Proveedores reclaman a Pemex una deuda cercana a 10 mil millones de pesos, sin canales de diálogo ni fechas de pago, provocando cierres de empresas y pérdida de empleos.
Empresas proveedoras de servicios a Petróleos Mexicanos (Pemex) denunciaron que, pese a los anuncios oficiales sobre el pago de adeudos, siguen sin lograr un solo canal formal de diálogo con la empresa para conocer fechas claras de liquidación. De acuerdo con el presidente del Clúster de Energía y Gran Industria del Sur de Tamaulipas (Cegistam), César Reyes Ramírez de Alba, la deuda pendiente asciende a cerca de 10 mil millones de pesos y afecta a más de 130 compañías, de las cuales 66 están ubicadas en el sur de Tamaulipas.
El dirigente empresarial subrayó que el problema no es únicamente la falta de pago, sino el cierre total de comunicación por parte de Pemex. No ha sido posible concretar reuniones ni siquiera con mandos intermedios para establecer un plan de pagos o una fecha compromiso mínima. En este contexto, varias empresas ya han tenido que cerrar y despedir personal, mientras otras sobreviven prestando servicios a distintos clientes, pero siguen dependiendo de los recursos que Pemex les debe para estabilizar su situación financiera.

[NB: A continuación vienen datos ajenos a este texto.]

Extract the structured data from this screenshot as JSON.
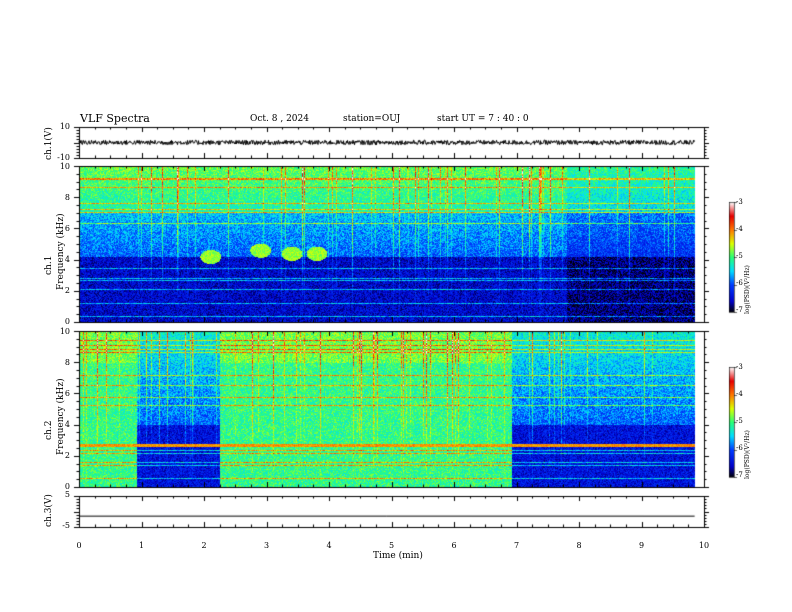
{
  "header": {
    "title": "VLF Spectra",
    "date": "Oct. 8 , 2024",
    "station": "station=OUJ",
    "start": "start UT =  7 : 40 : 0"
  },
  "panels": {
    "ch1_wave_label": "ch.1(V)",
    "ch1_wave_ticks": [
      "10",
      "-10"
    ],
    "ch1_spec_label": "ch.1",
    "ch2_spec_label": "ch.2",
    "freq_label": "Frequency (kHz)",
    "freq_ticks": [
      "10",
      "8",
      "6",
      "4",
      "2",
      "0"
    ],
    "ch3_wave_label": "ch.3(V)",
    "ch3_wave_ticks": [
      "5",
      "-5"
    ]
  },
  "xaxis": {
    "label": "Time (min)",
    "ticks": [
      "0",
      "1",
      "2",
      "3",
      "4",
      "5",
      "6",
      "7",
      "8",
      "9",
      "10"
    ]
  },
  "colorbar": {
    "label": "log(PSD)(V²/Hz)",
    "ticks": [
      "-3",
      "-4",
      "-5",
      "-6",
      "-7"
    ],
    "colors": [
      "#ffffff",
      "#ff0000",
      "#ffff00",
      "#00ff00",
      "#00ffff",
      "#0000ff",
      "#000000"
    ]
  },
  "chart_data": [
    {
      "type": "line",
      "channel": "ch.1",
      "ylabel": "ch.1(V)",
      "ylim": [
        -10,
        10
      ],
      "xlim": [
        0,
        10
      ],
      "x_unit": "min",
      "mean": 0,
      "amplitude": 1.5
    },
    {
      "type": "heatmap",
      "channel": "ch.1",
      "xlabel": "Time (min)",
      "ylabel": "Frequency (kHz)",
      "xlim": [
        0,
        10
      ],
      "ylim": [
        0,
        10
      ],
      "zlim": [
        -7,
        -3
      ],
      "data_end_min": 9.85,
      "features": [
        {
          "kind": "band",
          "f_low": 0.0,
          "f_high": 4.2,
          "level": -6.5
        },
        {
          "kind": "band",
          "f_low": 4.2,
          "f_high": 7.0,
          "level": -5.8
        },
        {
          "kind": "band",
          "f_low": 7.0,
          "f_high": 10.0,
          "level": -5.0
        },
        {
          "kind": "burst",
          "t": 2.1,
          "f": 4.2,
          "level": -4.6
        },
        {
          "kind": "burst",
          "t": 2.9,
          "f": 4.6,
          "level": -4.8
        },
        {
          "kind": "burst",
          "t": 3.8,
          "f": 4.4,
          "level": -4.8
        }
      ]
    },
    {
      "type": "heatmap",
      "channel": "ch.2",
      "xlabel": "Time (min)",
      "ylabel": "Frequency (kHz)",
      "xlim": [
        0,
        10
      ],
      "ylim": [
        0,
        10
      ],
      "zlim": [
        -7,
        -3
      ],
      "data_end_min": 9.85,
      "features": [
        {
          "kind": "elevated",
          "t_start": 0.0,
          "t_end": 0.92,
          "level": -5.0
        },
        {
          "kind": "quiet",
          "t_start": 0.92,
          "t_end": 2.25,
          "level": -6.3
        },
        {
          "kind": "elevated",
          "t_start": 2.25,
          "t_end": 6.92,
          "level": -5.0
        },
        {
          "kind": "quiet",
          "t_start": 6.92,
          "t_end": 9.85,
          "level": -6.0
        },
        {
          "kind": "line",
          "f": 2.7,
          "level": -4.0
        },
        {
          "kind": "line",
          "f": 5.2,
          "level": -4.6
        }
      ]
    },
    {
      "type": "line",
      "channel": "ch.3",
      "ylabel": "ch.3(V)",
      "ylim": [
        -5,
        5
      ],
      "xlim": [
        0,
        10
      ],
      "x_unit": "min",
      "value": -1.5
    }
  ]
}
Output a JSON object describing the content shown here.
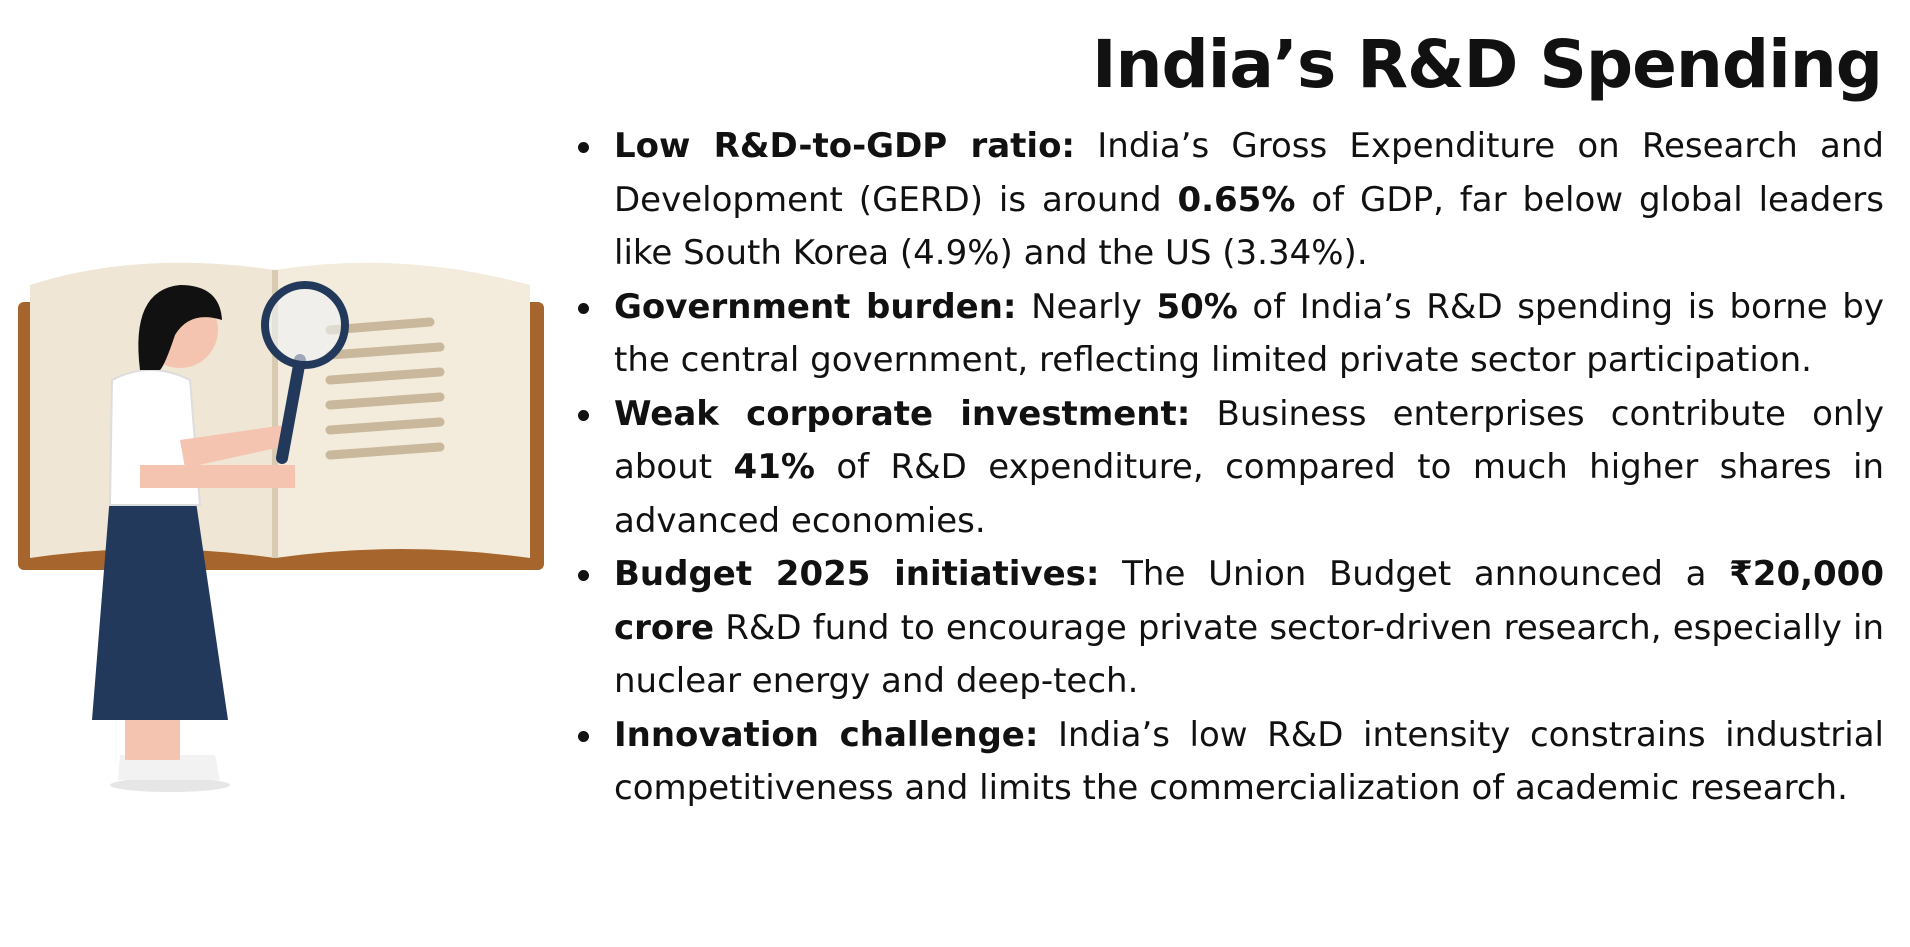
{
  "title": "India’s R&D Spending",
  "bullets": [
    {
      "segments": [
        {
          "text": "Low R&D-to-GDP ratio:",
          "bold": true
        },
        {
          "text": " India’s Gross Expenditure on Research and Development (GERD) is around ",
          "bold": false
        },
        {
          "text": "0.65%",
          "bold": true
        },
        {
          "text": " of GDP, far below global leaders like South Korea (4.9%) and the US (3.34%).",
          "bold": false
        }
      ]
    },
    {
      "segments": [
        {
          "text": "Government burden:",
          "bold": true
        },
        {
          "text": " Nearly ",
          "bold": false
        },
        {
          "text": "50%",
          "bold": true
        },
        {
          "text": " of India’s R&D spending is borne by the central government, reflecting limited private sector participation.",
          "bold": false
        }
      ]
    },
    {
      "segments": [
        {
          "text": "Weak corporate investment:",
          "bold": true
        },
        {
          "text": " Business enterprises contribute only about ",
          "bold": false
        },
        {
          "text": "41%",
          "bold": true
        },
        {
          "text": " of R&D expenditure, compared to much higher shares in advanced economies.",
          "bold": false
        }
      ]
    },
    {
      "segments": [
        {
          "text": "Budget 2025 initiatives:",
          "bold": true
        },
        {
          "text": " The Union Budget announced a ",
          "bold": false
        },
        {
          "text": "₹20,000 crore",
          "bold": true
        },
        {
          "text": " R&D fund to encourage private sector-driven research, especially in nuclear energy and deep-tech.",
          "bold": false
        }
      ]
    },
    {
      "segments": [
        {
          "text": "Innovation challenge:",
          "bold": true
        },
        {
          "text": " India’s low R&D intensity constrains industrial competitiveness and limits the commercialization of academic research.",
          "bold": false
        }
      ]
    }
  ]
}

Los datos disponibles en la Plataforma Nacional de Transparencia, actualizados hasta marzo del año pasado, refieren una deuda cercana a los 10 mil millones de pesos con proveedores, lo que confirma la magnitud del problema. Esta cifra se suma a otros diagnósticos recientes sobre la presión que representa la deuda con proveedores en el balance de la empresa, pues diversos análisis han advertido que el retraso en pagos impacta tanto la cadena de suministro como la capacidad operativa de Pemex, al limitar el capital de trabajo de contratistas y subcontratistas.
Reyes Ramírez de Alba insistió en que no puede haber “borrón y cuenta nueva” sobre servicios ya ejecutados y afirmó que seguirán presionando para que la petrolera reconozca y liquide los adeudos. A pesar de los esfuerzos del sector privado por buscar intermediación política, el líder empresarial señaló que no cuentan con un respaldo efectivo del gobierno estatal ni de legisladores federales, lo que incrementa la sensación de vulnerabilidad entre las empresas afectadas.
Mientras tanto, el sector privado en la región se mantiene a la expectativa de alguna señal de apertura por parte de Pemex que permita transformar la actual incertidumbre en un calendario de pagos verificable, condición clave para evitar más cierres de empresas y la pérdida adicional de empleos en una zona altamente dependiente de la actividad petrolera.